In a post-election era that makes House of Cards look uneventful, president-elect Donald Trump released his plan for his first 100 days in office and, to his critics' surprise, it's actually not terrible. For some, the most innocuous portion of Trump's plan is his decision to pull the United States out of the Trans-Pacific Partnership, a massive trade deal between major world powers including the United States and China. And it appears that at least on this issue, Trump plans on following through with his promises. Ultimately, could Trump's disavowal of the Trans-Pacific Partnership be a positive thing? I, for one, think this might be his first policy that isn't a complete disaster. The controversial deal, heavily criticized by Bernie Sanders and the Sierra Club among others, was opposed by both Trump and Hillary Clinton.
As the old adage goes, even a broken clock is right twice a day, and Trump was bound to come up with something that wasn't as nefarious as some of his other campaign promises. In fact, the majority of Trump's 100-day plan are low-impact, primarily because they're all things he can achieve unilaterally without the consent of Congress. Although it's a relief that Trump isn't planning on spending his first 100 days acting on his concerning rhetoric regarding both women and minorities, there is still plenty of cause for concern and even alarm as the ongoing controversy regarding his cabinet and White House staff picks continues.
The TPP — President Obama's controversial brainchild and a means of seemingly strong-arming countries into raising their human and workers rights standards — will, according to Japanese Prime Minister Shinzo Abe, essentially be dead once the United States leaves it. To TPP critics like Sanders, this might be good news in an otherwise frightening news cycle that's been dominated by reports of white nationalists "heiling" Trump and the president-elect himself allegedly berating journalists in an unprecedented private meeting in Trump Tower.

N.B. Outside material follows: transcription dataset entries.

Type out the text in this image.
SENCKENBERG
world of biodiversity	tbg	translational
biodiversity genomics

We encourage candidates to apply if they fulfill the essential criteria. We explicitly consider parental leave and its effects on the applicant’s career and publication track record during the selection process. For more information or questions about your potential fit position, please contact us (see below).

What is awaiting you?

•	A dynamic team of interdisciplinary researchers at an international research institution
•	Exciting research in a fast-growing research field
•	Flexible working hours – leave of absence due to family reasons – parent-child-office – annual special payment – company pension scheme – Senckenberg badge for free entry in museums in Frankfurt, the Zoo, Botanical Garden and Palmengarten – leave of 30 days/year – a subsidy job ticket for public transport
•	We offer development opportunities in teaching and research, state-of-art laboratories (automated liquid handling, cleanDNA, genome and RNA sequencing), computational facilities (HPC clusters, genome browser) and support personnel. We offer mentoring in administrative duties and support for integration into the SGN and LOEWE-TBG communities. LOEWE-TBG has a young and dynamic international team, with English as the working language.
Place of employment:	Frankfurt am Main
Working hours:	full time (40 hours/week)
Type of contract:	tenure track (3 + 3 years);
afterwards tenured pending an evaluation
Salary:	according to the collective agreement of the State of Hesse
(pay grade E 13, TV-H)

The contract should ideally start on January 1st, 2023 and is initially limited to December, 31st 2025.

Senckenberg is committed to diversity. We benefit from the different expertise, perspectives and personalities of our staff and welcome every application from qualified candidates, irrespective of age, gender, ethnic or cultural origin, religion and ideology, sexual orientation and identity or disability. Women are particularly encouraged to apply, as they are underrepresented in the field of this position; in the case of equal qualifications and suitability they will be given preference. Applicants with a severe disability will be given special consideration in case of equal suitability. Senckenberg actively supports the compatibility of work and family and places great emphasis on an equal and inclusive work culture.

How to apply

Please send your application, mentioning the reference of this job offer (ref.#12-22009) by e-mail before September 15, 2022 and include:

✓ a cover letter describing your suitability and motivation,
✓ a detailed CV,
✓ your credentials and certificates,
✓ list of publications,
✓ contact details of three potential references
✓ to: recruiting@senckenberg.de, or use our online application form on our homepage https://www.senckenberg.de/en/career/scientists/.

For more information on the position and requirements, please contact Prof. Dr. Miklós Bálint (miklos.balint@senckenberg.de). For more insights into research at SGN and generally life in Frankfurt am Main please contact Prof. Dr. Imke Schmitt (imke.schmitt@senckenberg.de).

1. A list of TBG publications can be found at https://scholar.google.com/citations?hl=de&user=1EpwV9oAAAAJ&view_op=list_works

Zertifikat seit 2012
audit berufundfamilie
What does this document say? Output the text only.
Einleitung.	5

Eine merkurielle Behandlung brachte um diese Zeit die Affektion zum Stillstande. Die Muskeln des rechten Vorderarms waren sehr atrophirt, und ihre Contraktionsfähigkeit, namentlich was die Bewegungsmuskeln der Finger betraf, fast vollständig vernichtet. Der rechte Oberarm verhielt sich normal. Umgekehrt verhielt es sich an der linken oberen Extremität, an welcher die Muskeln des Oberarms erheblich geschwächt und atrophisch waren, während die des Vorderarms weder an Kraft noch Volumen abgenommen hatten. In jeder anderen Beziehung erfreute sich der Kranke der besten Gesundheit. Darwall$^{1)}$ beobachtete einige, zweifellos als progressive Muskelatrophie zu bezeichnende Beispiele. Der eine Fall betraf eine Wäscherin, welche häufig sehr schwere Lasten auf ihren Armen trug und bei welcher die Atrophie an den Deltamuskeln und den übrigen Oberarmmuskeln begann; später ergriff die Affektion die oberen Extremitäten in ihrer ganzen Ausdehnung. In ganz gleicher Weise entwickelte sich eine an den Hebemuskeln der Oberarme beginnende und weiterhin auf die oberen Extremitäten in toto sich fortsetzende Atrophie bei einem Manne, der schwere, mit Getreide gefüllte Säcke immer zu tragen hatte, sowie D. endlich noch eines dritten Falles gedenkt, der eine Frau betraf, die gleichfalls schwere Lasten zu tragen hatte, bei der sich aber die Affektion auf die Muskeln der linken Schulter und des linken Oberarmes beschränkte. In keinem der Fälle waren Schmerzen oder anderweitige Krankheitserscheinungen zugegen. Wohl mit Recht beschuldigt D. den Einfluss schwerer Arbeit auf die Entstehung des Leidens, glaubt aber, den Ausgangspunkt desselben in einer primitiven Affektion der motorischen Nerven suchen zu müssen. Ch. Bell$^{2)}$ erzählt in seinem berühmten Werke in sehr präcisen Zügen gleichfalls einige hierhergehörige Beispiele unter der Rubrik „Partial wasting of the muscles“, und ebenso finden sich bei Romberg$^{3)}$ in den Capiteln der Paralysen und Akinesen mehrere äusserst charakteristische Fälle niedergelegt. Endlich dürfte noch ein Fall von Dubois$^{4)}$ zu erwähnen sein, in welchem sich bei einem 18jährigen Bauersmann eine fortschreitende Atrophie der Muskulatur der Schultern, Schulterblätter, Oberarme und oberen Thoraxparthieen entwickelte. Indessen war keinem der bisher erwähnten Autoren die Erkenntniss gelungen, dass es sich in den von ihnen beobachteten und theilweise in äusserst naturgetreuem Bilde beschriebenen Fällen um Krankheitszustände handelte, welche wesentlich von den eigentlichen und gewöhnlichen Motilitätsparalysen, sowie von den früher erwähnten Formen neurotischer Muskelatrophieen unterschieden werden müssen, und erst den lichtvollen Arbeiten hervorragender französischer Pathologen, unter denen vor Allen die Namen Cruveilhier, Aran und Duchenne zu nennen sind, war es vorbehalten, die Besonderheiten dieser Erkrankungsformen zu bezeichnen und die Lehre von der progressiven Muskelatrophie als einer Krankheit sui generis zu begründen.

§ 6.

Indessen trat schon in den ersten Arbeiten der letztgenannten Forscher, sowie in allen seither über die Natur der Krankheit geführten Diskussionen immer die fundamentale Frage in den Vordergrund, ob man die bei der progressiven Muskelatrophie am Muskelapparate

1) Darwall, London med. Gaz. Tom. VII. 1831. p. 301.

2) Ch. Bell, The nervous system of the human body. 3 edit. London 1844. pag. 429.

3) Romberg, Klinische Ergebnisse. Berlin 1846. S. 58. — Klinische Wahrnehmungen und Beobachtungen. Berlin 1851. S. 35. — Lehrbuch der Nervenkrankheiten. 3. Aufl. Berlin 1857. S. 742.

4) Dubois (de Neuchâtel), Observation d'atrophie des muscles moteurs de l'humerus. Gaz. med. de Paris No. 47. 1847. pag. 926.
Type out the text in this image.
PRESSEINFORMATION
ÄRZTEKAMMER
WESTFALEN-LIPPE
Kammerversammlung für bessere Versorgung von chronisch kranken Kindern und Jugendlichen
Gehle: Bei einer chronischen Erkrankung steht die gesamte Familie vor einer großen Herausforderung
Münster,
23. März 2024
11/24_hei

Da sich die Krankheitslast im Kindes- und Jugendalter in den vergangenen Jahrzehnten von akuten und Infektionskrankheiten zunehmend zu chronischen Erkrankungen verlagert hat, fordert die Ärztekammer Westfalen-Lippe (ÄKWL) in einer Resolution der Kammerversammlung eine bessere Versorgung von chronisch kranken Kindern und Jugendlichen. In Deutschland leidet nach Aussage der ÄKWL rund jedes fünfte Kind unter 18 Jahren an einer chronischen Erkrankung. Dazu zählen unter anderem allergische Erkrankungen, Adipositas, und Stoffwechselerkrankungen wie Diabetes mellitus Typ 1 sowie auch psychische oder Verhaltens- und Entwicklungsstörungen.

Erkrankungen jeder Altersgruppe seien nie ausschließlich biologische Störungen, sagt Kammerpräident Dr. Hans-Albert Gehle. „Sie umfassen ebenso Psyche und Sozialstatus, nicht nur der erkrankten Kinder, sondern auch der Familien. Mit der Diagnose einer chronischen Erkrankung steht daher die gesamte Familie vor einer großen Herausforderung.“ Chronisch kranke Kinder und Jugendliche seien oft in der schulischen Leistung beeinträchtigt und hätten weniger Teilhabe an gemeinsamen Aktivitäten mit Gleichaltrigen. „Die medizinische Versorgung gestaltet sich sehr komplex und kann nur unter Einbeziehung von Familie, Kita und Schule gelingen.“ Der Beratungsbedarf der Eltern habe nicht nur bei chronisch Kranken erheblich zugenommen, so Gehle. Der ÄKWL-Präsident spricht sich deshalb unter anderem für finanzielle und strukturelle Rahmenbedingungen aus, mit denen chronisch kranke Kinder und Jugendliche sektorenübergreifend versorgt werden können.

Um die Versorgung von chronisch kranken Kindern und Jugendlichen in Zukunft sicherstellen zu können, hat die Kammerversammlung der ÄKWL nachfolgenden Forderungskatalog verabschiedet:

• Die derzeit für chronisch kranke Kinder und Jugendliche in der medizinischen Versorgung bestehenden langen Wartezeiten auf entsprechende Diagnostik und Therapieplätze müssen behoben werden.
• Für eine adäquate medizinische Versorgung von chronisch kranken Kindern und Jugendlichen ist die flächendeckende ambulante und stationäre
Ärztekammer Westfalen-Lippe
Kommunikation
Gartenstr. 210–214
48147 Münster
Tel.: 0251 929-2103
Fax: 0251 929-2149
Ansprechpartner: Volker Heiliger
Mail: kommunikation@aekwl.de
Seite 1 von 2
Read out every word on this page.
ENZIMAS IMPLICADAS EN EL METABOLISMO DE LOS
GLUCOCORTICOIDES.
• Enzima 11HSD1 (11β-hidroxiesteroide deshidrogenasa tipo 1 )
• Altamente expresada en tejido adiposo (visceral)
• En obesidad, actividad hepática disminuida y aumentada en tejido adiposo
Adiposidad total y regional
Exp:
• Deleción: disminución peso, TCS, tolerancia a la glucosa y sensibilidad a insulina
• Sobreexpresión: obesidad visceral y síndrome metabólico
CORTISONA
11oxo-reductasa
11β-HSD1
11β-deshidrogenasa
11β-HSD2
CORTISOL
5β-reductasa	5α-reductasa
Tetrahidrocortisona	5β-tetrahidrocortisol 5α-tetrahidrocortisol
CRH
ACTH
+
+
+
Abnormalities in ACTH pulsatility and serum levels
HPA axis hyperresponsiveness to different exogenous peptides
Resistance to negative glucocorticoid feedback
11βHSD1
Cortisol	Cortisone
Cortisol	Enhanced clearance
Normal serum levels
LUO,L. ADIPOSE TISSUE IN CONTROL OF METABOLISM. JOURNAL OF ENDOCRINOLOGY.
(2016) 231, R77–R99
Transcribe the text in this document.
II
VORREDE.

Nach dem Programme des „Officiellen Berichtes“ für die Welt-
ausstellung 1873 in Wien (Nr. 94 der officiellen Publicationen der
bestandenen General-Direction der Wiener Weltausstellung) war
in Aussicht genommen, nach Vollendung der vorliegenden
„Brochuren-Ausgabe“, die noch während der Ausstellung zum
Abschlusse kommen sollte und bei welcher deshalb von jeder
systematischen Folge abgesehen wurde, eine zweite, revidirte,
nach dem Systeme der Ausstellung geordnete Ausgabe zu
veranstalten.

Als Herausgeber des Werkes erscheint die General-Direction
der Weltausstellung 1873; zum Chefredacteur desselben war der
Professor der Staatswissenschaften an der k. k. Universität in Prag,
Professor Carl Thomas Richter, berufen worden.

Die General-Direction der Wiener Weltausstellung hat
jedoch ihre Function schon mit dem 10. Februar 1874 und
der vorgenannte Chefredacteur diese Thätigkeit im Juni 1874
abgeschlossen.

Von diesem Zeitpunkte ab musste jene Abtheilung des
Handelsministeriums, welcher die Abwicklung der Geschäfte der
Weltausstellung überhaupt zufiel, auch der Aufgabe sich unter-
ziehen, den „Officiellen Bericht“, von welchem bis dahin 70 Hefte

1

Sanders criticized the TPP in harsh terms by calling it "secretive" and outlining ways it will hurt working class Americans.
With the imminent death of the TPP, Americans can rest assured, at least momentarily, that Trump will not steer our economy into a tailspin within his first 100 days of office. But it also opens up the possibility for other disastrous trade deals spearheaded by the so-called business mogul-turned-president — and with his track record, that's certainly a scary prospect.